Blue was trying to make the monster kill itself, but the creature fought back, a strength most humans who weren’t magi did not possess without extreme training. Slowly, the creature pulled its fingers free from the sides of its head. Ilsa did not give it the chance to recover and shoot.
She pumped one of her pistols into the creature’s head. The first bullet struck the forehead and left just a dent and a trickle of blood. The second disappeared through the eye of the monster. The Uzan staggered and then tumbled into one of the open Lotok wells.
At least they’re not immortal. I can kill them, she thought.
Ilsa urged Hailek forward. Blue’s open voice called to her from the largest well yet. She sat on her strider’s back, Siuku on the saddle behind her. Both looked wet and dirty from the fall into the Lotok.
Blue kicked her heels into the strider’s side and the creature crouched. Her steed carried her and Siuku out of the well with a high leap.
“Which way?” Ilsa asked.
“To the pass,” Blue called. “We’ll be safe at the Lake of Saints.”
“How do you know that?”
“I’m a magus. I’ll explain the details later.” Their striders sprang over the pitted steppe. More Uzan began to clamber out of the larger crater where their huge bullet had crashed. Weapons began to emerge, but Ilsa and Blue’s striders were swift. They circled around the fallen shell. As they rode, Ilsa saw Blue’s face looked gray with strain. Her eyes were rolled this way and that as she battled the minds of each different Uzan.

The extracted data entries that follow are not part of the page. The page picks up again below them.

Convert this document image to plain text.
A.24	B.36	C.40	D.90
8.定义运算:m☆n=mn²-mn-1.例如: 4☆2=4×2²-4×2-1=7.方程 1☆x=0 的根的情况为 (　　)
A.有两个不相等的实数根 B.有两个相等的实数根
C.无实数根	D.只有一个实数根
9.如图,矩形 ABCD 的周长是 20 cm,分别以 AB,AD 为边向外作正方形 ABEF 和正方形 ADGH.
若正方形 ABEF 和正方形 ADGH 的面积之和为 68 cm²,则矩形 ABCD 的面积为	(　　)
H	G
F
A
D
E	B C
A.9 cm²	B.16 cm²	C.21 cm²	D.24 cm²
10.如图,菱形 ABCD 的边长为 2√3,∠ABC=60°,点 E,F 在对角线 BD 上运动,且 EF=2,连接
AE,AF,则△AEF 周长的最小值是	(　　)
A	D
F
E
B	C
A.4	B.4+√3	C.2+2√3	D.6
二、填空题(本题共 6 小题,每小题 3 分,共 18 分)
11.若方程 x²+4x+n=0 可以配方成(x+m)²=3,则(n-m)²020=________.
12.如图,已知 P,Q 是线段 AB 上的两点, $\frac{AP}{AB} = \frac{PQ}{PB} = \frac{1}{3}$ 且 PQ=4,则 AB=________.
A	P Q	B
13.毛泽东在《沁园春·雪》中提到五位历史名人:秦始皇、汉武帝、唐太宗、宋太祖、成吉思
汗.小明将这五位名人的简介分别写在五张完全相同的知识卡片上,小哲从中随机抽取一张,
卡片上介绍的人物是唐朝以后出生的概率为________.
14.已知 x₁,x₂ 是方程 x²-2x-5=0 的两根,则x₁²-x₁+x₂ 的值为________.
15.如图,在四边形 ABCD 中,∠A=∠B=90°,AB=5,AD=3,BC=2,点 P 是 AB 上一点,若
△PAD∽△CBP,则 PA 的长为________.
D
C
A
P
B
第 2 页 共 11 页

Ilsa kept her pistols drawn and aimed at different Uzan. At least she could kill them if they got within range, but after the first two, they appeared warier. They stayed back. She hated the lack of a rifle. If her friend could not keep them from opening up with their weapons, she would be vastly outgunned by the hurricane of fire even one of the monsters would unleash.
“Keep it up,” she called, hoping to sound reassuring. “We’re almost there.”
Blue replied with only a grunt. Her eyes twitched involuntarily as they raced away from the fallen pod and toward the mountains. Ilsa counted every second, expecting a salvo of bullets in the back. But it did not come.
She took a cloth from her saddlebag beside her red staff of office and pressed it to the bleeding wound on Hailek’s side. “We’ll get through this,” she said to the strider. “We’ll get through.”
Blood spotted the makeshift bandage and leaked onto Ilsa’s hands. She pressed it tighter.
Two striders raced toward the pass in the mountains just a few kilometers ahead.